Composta dagli Ill.mi Sigg.ri Magistrati:

Dott. SAN GIORGIO Maria Rosaria – Presidente –

Dott. MELONI Marina – Consigliere –

Dott. IOFRIDA Giulia – rel. Consigliere –

Dott. SUCCIO Roberto – Consigliere –

Dott. AMATORE Roberto – Consigliere –

ha pronunciato la seguente:

ORDINANZA

sul ricorso 9609/2019 proposto da:

Q.Y., elettivamente domiciliato in Roma Viale Eritrea 96,

presso lo studio dell’avvocato Claudia DE Palma, e rappresentato e

difeso dall’avvocato Federica Martini, in forza di procura speciale

in atti;

– ricorrente –

contro

Ministero Dell’interno, (OMISSIS);

– intimato –

avverso la sentenza n. 715/2019 della Corte d’appello di MILANO,

depositata il 18/02/2019;

udita la relazione della causa svolta nella Camera di consiglio

dell’8/10/2020 dal Cons. Dott. IOFRIDA GIULIA.

 

Fatto

FATTI DI CAUSA

La Corte d’appello di Milano, con sentenza n. 824/2019, depositata in data 18/2/2019, ha respinto il gravame di O.Y., cittadino della (OMISSIS), avverso decreto del Tribunale che aveva rigettato la richiesta dello stesso, a seguito di diniego della competente Commissione territoriale, di riconoscimento dello status di rifugiato e della protezione sussidiaria e per ragioni umanitarie.

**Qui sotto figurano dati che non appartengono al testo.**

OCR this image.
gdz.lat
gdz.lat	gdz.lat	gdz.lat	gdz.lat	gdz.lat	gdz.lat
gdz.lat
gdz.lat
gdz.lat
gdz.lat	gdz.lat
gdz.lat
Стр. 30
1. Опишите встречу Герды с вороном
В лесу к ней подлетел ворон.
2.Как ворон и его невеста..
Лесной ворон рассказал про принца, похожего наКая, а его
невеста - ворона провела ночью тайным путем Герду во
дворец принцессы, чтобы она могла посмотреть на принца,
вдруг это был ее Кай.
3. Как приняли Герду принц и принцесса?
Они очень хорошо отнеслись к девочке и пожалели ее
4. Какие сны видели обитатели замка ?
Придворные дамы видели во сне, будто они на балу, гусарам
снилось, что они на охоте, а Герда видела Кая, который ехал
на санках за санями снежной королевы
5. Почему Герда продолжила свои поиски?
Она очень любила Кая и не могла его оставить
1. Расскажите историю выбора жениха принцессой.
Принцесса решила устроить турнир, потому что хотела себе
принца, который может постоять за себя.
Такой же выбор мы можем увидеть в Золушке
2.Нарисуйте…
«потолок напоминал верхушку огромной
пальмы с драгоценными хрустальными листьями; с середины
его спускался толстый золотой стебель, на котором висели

In particolare, i giudici d’appello hanno ritenuto, al pari del giudice di primo grado, il racconto del richiedente (essere fuggito dal Paese d’origine, per ragioni di salute, essendo afflitto da dolori addominali di natura non accertata ed avendo ottenuto un passaggio su di un camion per il (OMISSIS) per cercare un guaritore, venendo però condotto in Libia, ove era stato arrestato per futili motivi e da dove, una volta liberato, era partito per l’Italia) non integrante, in difetto di persecuzioni o pericolo di danno grave, essendo state dedotte ragioni solo private e personali, i presupposti per il riconoscimento dello status di rifugiato o della protezione sussidiaria, anche D.Lgs. n. 251 del 2007, ex art. 14, lett. c), non potendo la concessione di tale misura protettiva essere giustificata dalla situazione generale del Paese d’origine, non emergendo dalle “fonti ” consultate (Wikipedia, dichiarazioni rese da responsabile “Terres des Hommes” ed il sito Ministero degli Esteri) una situazione di violenza indiscriminata; non ricorrevano neppure i presupposti per la concessione della protezione umanitaria, in difetto di situazioni di personale vulnerabilità (o di ragioni di salute, emergendo dalla documentazione medica prodotta un comune prolasso emorroidario ed una gastrite, curabili con medicine in comune commercio) e di un percorso di integrazione avviato in Italia.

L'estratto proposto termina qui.